Il castello acquistato con i soldi della curia: sotto indagine il monsignor Paglia

Un castello venduto a un terzo del suo valore. Con i soldi della curia in quella che procura di Terni individua come un affare con capi di imputazione che vanno dal falso alla truffa, appropriazione indebita, turbata libertà degli incanti e associazione per delinquere.

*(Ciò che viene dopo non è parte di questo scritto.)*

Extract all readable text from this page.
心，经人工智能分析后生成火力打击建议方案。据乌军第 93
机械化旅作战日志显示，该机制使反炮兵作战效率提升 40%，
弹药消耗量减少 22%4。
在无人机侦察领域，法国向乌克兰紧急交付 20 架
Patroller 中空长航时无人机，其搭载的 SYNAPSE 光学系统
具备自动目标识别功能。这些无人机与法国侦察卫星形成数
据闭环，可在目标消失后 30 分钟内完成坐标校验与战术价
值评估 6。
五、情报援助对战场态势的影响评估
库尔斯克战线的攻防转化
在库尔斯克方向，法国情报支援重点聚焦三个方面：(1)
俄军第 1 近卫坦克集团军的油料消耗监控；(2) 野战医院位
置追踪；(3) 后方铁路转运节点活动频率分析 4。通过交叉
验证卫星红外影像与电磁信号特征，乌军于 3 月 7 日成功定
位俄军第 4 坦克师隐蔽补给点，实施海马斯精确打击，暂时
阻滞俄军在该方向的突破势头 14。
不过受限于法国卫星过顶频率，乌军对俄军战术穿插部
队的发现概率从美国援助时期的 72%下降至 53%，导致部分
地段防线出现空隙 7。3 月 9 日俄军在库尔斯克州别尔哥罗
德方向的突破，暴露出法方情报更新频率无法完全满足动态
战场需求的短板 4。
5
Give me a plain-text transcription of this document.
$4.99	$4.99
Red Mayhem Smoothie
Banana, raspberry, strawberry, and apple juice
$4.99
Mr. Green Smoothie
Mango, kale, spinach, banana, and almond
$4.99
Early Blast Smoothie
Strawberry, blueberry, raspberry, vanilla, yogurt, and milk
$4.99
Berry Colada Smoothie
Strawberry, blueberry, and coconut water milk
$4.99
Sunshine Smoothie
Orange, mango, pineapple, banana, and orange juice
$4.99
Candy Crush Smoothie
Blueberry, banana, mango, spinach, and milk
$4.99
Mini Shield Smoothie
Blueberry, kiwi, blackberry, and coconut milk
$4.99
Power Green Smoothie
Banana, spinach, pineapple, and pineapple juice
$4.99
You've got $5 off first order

Tra gli indagati spicca l’ex vescovo della diocesi di Narni, Terni ed Amelia, Vincenzo Paglia, oggi presidente del Pontificio consiglio per la famiglia. Riporta Repubblica in un pezzo a firma di Maria Elena Vicenzi:

Doveva essere una speculazione finanziaria. Comprare sotto costo un castello storico e rivenderlo al suo valore qualche tempo dopo, mettendosi in tasca la differenza. Un affare ottenuto grazie a una serie di reati che vanno dal falso alla truffa, passando per l’appropriazione indebita, la turbata libertà degli incanti e l’associazione per delinquere. Accuse che, a vario titolo, la procura di Terni contesta a dieci indagati, tra i quali anche l’ex vescovo della finanziariamente malandata diocesi di Narni, Terni ed Amelia, Vincenzo Paglia, oggi presidente del Pontificio consiglio per la famiglia. E poi a una serie di altre persone della diocesi, come il presidente dell’istituto diocesano per il sostentamento del clero, Giampaolo Cianchetta, e il vicario episcopale della diocesi, Francesco De Santis. E, in più, l’ex sindaco di Narni, Stefano Bigaroni.
(…)
Nell’avviso di chiusura indagini che i finanzieri guidati dal generale Giuseppe Bottillo hanno recapitato agli indagati, ci sono diversi episodi che testimoniano come quell’assegnazione fosse fuori legge. Innanzitutto perché il castello fu venduto a circa un terzo del suo valore: acquistato dalla Imi Srl (società comunque vicina alla curia perché l’amministratore era l’economo della diocesi, Paolo Zappelli, e uno dei soci il direttore dell’ufficio tecnico, Luca Galletti) a 1.760.00 euro contro una stima di oltre 5.600.000 e con il denaro della curia. L’obiettivo di questa operazione finanziaria era, ne sono convinti gli investigatori, quello di gestire l’immobile con profitto per qualche anno e di rivenderlo, poi, al suo prezzo di mercato (proposito non realizzato per l’intervento delle indagini) intascandosi una plusvalenza milionaria. Un vantaggio ottenuto anche grazie alla compiacenza del Comune, che era il venditore: non a caso il sindaco dell’epoca è tra gli indagati insieme a una serie di funzionari comunali.